I data center? L’Italia ne ha 77 ed è nella top ten mondiale

  • di Lorenzo Nicolao, dal Corriere della Sera.it del 13 febbraio – “Perché è così importante avere più opportunità di raccogliere i dati sul proprio territorio? Secondo uno studio di Kingston Technology, il principale produttore indipendente di memorie al mondo per desktop, laptop, server, stampanti e memorie flash, i fattori scatenanti sarebbero tre: il primo è rappresentato dal dominio dell’on-demand digitale, con dati che vengono letteralmente divorati da social media, streaming e cloud storage. Il secondo riguarda il balzo che presto porterà tutti gli apparecchi dal 4 al 5G, praticamente l’incremento di velocità tra le 100 e le 800 volte rispetto alle reti esistenti. Il terzo infine è effetto dell’edge computing, quindi la necessità di ridurre la latenza e di elaborare e archiviare i dati sempre più in prossimità del luogo nel quale sono necessari”.

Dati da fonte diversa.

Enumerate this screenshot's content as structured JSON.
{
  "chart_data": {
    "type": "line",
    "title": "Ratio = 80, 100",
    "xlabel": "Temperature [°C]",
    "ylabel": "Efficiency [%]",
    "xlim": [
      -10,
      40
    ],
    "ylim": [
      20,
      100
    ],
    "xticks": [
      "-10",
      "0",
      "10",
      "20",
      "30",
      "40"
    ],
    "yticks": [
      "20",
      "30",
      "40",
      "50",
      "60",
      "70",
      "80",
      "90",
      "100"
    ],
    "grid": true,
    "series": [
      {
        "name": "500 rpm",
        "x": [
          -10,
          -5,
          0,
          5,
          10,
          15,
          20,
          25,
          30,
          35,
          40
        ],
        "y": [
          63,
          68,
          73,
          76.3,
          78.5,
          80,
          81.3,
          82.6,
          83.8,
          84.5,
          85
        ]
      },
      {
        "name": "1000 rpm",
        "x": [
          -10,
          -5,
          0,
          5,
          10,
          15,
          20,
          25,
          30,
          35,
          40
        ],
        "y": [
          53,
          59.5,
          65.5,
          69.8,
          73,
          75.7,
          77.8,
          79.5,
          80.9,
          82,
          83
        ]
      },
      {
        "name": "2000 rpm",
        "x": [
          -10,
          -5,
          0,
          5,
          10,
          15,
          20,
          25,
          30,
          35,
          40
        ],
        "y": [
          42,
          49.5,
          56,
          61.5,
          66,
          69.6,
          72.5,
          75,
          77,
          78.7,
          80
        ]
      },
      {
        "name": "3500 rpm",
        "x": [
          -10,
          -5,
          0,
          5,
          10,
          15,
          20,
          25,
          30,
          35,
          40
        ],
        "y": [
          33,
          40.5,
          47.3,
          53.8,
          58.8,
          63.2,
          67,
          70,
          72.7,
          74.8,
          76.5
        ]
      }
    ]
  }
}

Ormai è pressoché assodato che la società contemporanea sia immersa dai dati, ma l’intera mole di informazioni oggi in circolazione dove viene raccolta? Si chiamano Colocation Data Center e nel mondo odierno sono fondamentali, grazie alla concessione di uno spazio fisico per ospitare i dati presenti nel server di ogni singolo utente. Sembra un po’ complesso, ma in termini sintetici basta rapportarli a dei magazzini nei quali si può raccogliere quello che sta diventando ogni giorno un bene sempre più prezioso nell’ambito della competizione economica e politica. L’età dell’oro dei big data trova però la sua materializzazione in questi centri specifici che al mondo sarebbero 4.709, secondo un censimento di Datacentermap.com, collocati in 126 Paesi diversi.

Fra i Paesi che seguono meglio l’onda di questo rinnovamento c’è anche l’Italia, perché il Belpaese ospita nel proprio territorio 77 Colocation Data Center, distribuiti in 30 aree geografiche diverse. L’Italia è sesta in Europa e rientra nella Top10 mondiale, anche se molto sbilanciata è la collocazione di questi centri sul suolo nazionale. Molto più presenti nel Nord e nel Centro Italia, la Lombardia da sola ne ospita oltre il 36%, mentre 24 sono solo a Milano, rispetto agli otto di Roma, quindi esattamente il triplo tra le due principali città. Il Sud parte svantaggiato ma fra le regioni del Meridione fa eccezione la Sicilia, che ne ha cinque tra le province di Palermo e Catania.

Ma perché è così importante avere più opportunità di raccogliere i dati sul proprio territorio? Secondo uno studio di Kingston Technology, il principale produttore indipendente di memorie al mondo per desktop, laptop, server, stampanti e memorie flash, i fattori scatenanti sarebbero tre: il primo è rappresentato dal dominio dell’on-demand digitale, con dati che vengono letteralmente divorati da social media, streaming e cloud storage. Il secondo riguarda il balzo che presto porterà tutti gli apparecchi dal 4 al 5G, praticamente l’incremento di velocità tra le 100 e le 800 volte rispetto alle reti esistenti. Il terzo infine è effetto dell’edge computing, quindi la necessità di ridurre la latenza e di elaborare e archiviare i dati sempre più in prossimità del luogo nel quale sono necessari.

La raccolta dei dati, soprattutto in prossimità, diventa quindi nel presente, e lo sarà sempre più nel prossimo futuro, un elemento cruciale e la porta di accesso principale verso il progresso tecnologico. Sempre più settori hanno infatti bisogno dei dati, da quello che può riguardare l’automotive, tra la guida autonoma e lo smart parking, al moltiplicarsi di prodotti IoT, che hanno necessariamente bisogno della possibilità di immagazzinare informazioni. Inutile poi ribadire che con la connessione 5G il mondo sarà sempre più connesso e capace di far viaggiare, in ogni singola infrastruttura urbana, enormi quantità di dati che rappresenteranno di fatto l’unità base della futura smart city. I big data si confermano così bene primario, ma anche disporre dei luoghi per raccoglierli non è un vantaggio strategico da poco.